内的自己対話-川の畔のささめごと

日々考えていることをフランスから発信しています。自分の研究生活に関わる話題が多いですが、時に日常生活雑記も含まれます。

小論文添削道場主からのメッセージ

2020-11-07 23:59:59 | 講義の余白から

 今週の日本語小論文のお題は、「他人のつらさを自分のつらさのように感じることはできるでしょうか」であったことは今月二日の記事で話題にした。授業で吉野弘の「夕焼け」を朗読し、『この世界の片隅に』の漫画原作とノベライズを一部解説した上での出題であった。明日日曜日の23時59分が締め切りである。
 現在、金曜日夜の時点で、九本届いている。文章力の差は歴然としている。最優秀の学生は、たった三日で二八〇〇字を超える堂々たる文章を書いて送ってきた。内容的にも優れていて、現実世界における共感の困難さと検証不可能性について論じたあと、文学における虚構世界での登場人物との共感的一体化の可能性に文学作品の存在理由の一つとして示すことで締めくくっている。讃辞とともに添削を返送した。

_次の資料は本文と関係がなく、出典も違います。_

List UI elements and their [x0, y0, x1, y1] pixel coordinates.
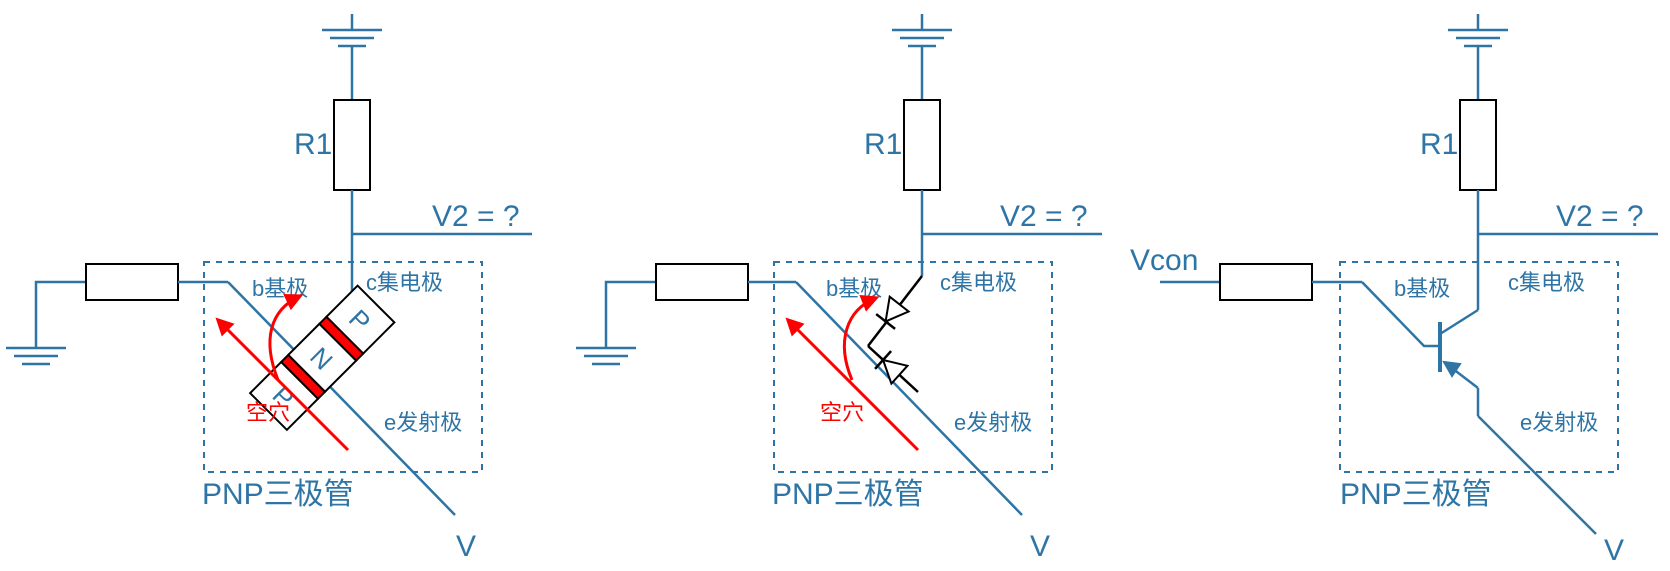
device-label: PNP三极管: [202, 478, 354, 511]
hole-flow-arrow: [785, 317, 920, 452]
device-label: PNP三极管: [1340, 478, 1492, 511]
hole-turn-arrow: [268, 293, 304, 381]
supply-label: V: [1030, 530, 1050, 563]
carrier-label: 空穴: [246, 400, 290, 425]
supply-label: V: [1604, 534, 1624, 567]
transistor-boundary: [1339, 261, 1619, 473]
v2-label: V2 = ?: [1556, 200, 1644, 233]
diode-bc-icon: [875, 294, 911, 330]
transistor-boundary: [203, 261, 483, 473]
ground-left-icon: [6, 280, 86, 366]
emitter-label: e发射极: [954, 410, 1032, 435]
carrier-label: 空穴: [820, 400, 864, 425]
ground-top-icon: [892, 14, 952, 100]
base-label: b基极: [826, 276, 882, 301]
supply-label: V: [456, 530, 476, 563]
hole-flow-arrow: [215, 317, 350, 452]
ground-left-icon: [576, 280, 656, 366]
v2-label: V2 = ?: [432, 200, 520, 233]
panel-diode: R1 V2 = ? V: [576, 14, 1102, 563]
ground-top-icon: [1448, 14, 1508, 100]
resistor-base: [85, 263, 179, 301]
diode-pair: [867, 275, 923, 393]
r1-label: R1: [294, 128, 332, 161]
transistor-boundary: [773, 261, 1053, 473]
hole-turn-arrow: [843, 295, 880, 381]
collector-label: c集电极: [940, 270, 1017, 295]
input-label: Vcon: [1130, 244, 1198, 277]
diode-be-icon: [874, 350, 910, 386]
ground-top-icon: [322, 14, 382, 100]
resistor-r1: [333, 99, 371, 191]
collector-label: c集电极: [366, 270, 443, 295]
panel-symbol: R1 V2 = ? Vcon V b基极 c集电极 e发射极: [1130, 14, 1658, 567]
resistor-r1: [1459, 99, 1497, 191]
collector-label: c集电极: [1508, 270, 1585, 295]
pnp-layers: P N P: [248, 284, 396, 432]
resistor-base: [1219, 263, 1313, 301]
device-label: PNP三极管: [772, 478, 924, 511]
r1-label: R1: [1420, 128, 1458, 161]
base-label: b基极: [1394, 276, 1450, 301]
r1-label: R1: [864, 128, 902, 161]
resistor-r1: [903, 99, 941, 191]
v2-label: V2 = ?: [1000, 200, 1088, 233]
emitter-label: e发射极: [1520, 410, 1598, 435]
emitter-label: e发射极: [384, 410, 462, 435]
pnp-transistor-icon: [1361, 281, 1597, 535]
panel-physical: R1 V2 = ? V b基极 c集电极 e发射极 PNP三极管: [6, 14, 532, 563]
resistor-base: [655, 263, 749, 301]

 他方には、ただの一文も直しの入らない文はなく、しかも言いたいことがよくわからないところがあるから完全には直せない文章しか書けない学生もいる。よくわからないから書き直せと言いたいところだが、そうしてもさして改善するとは思えない。またしても添削で真っ赤になった自分の文章を見て、意気阻喪するばかりだろう。ただ、そういう学生も自分が言いたいことがうまくいえないもどかしさに苦しんでいることは文面から察することができる。お題そのものには強い関心があり、言いたいこともいっぱいあるのだ。だが、それが日本語の文章としては表現できない。思うこと・考えていることはいろいろあるのに、それが言葉にならないという経験が重なると、学習意欲も削がれてしまう。

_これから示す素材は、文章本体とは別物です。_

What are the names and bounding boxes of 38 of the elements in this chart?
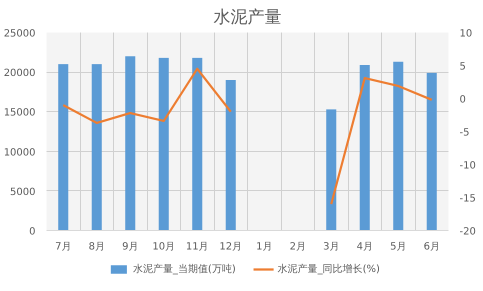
bar — [326, 109, 336, 230]
x-tick-label: 3月 — [323, 242, 340, 252]
bar — [226, 80, 236, 230]
bar — [192, 58, 202, 230]
x-tick-label: 2月 — [290, 242, 306, 252]
y-tick-label: 15000 — [4, 108, 36, 119]
y-tick-label: 10000 — [4, 147, 36, 158]
x-tick-label: 1月 — [256, 242, 272, 252]
y2-tick-label: 0 — [460, 94, 466, 106]
bar — [92, 64, 102, 230]
y2-tick-label: 10 — [460, 28, 472, 40]
bar — [426, 72, 437, 230]
x-tick-label: 7月 — [55, 242, 72, 252]
legend-label: 水泥产量_当期值(万吨) — [132, 263, 236, 275]
y2-tick-label: -15 — [460, 194, 476, 204]
y2-tick-label: -20 — [460, 226, 476, 238]
x-tick-label: 8月 — [88, 242, 105, 252]
bar — [158, 58, 169, 230]
y2-tick-label: -10 — [460, 160, 476, 172]
bar — [393, 62, 404, 230]
bar — [125, 56, 136, 230]
y2-tick-label: 5 — [460, 62, 466, 72]
y-tick-label: 25000 — [4, 28, 36, 40]
x-tick-label: 10月 — [152, 242, 176, 252]
y-tick-label: 5000 — [10, 186, 36, 198]
x-tick-label: 12月 — [219, 242, 242, 252]
y-tick-label: 20000 — [4, 68, 36, 80]
x-tick-label: 9月 — [122, 242, 138, 252]
legend-label: 水泥产量_同比增长(%) — [278, 263, 380, 275]
x-tick-label: 6月 — [424, 242, 440, 252]
bar — [58, 64, 68, 230]
x-tick-label: 4月 — [356, 242, 373, 252]
x-tick-label: 5月 — [390, 242, 406, 252]
y2-tick-label: -5 — [460, 128, 470, 138]
bar — [360, 64, 370, 230]
chart-title: 水泥产量 — [214, 8, 282, 28]
y-tick-label: 0 — [29, 226, 36, 238]
x-tick-label: 11月 — [186, 242, 209, 252]
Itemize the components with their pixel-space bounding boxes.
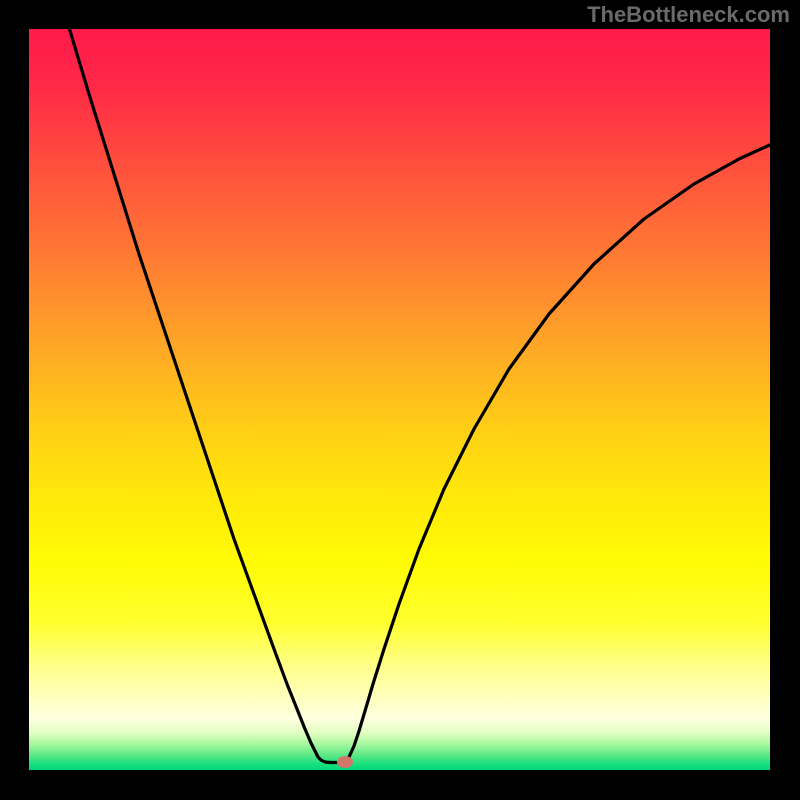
chart-container: TheBottleneck.com bbox=[0, 0, 800, 800]
curve-line bbox=[68, 29, 770, 763]
watermark-text: TheBottleneck.com bbox=[587, 2, 790, 28]
plot-area bbox=[29, 29, 770, 770]
minimum-marker bbox=[337, 756, 353, 768]
bottleneck-curve bbox=[29, 29, 770, 770]
plot-border bbox=[27, 27, 772, 772]
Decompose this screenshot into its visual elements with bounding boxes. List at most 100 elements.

 総合的な知力に秀で、日本語の作文能力も決して低くはないが、自分に対する要求水準が高い学生も苦しむ。フランス語での自分の思考の微妙な部分が日本語では表現できていないということがよくわってしまうから、いつも締め切りギリギリまで推敲を重ねる。それでも満足しきれないまま送ってくる。結果、本人が予想していた以上に私の朱が入った添削が送られてくる。本人の言いたいことが私にはよくわかるから、それに相応しいより高度な日本語表現を提案するつもりで朱をいれているのだよと説明を添えて添削された文章を返すのだが、本人は素直にはそれを喜べない。

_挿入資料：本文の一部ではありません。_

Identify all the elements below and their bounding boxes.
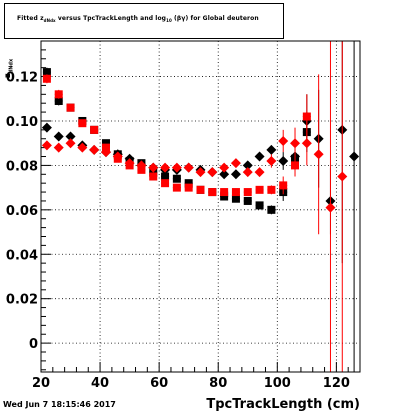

 自分の日本語力のレベルがよく自覚できていて、その範囲で無理せずに書いてくる学生もいる。言いたいこともよくわかるし、直しの必要もほとんどない。これは一つの賢い選択ではあるのだが、そこに安住していると伸びない。こういう文章に高得点は上げない。むしろやや低めの点数にする。体操競技で難度の低い業でうまくまとめても点数が伸びないのと同じ理屈だ。低めの点数は「もう一歩上を目指せ」という私からメッセージなのだ。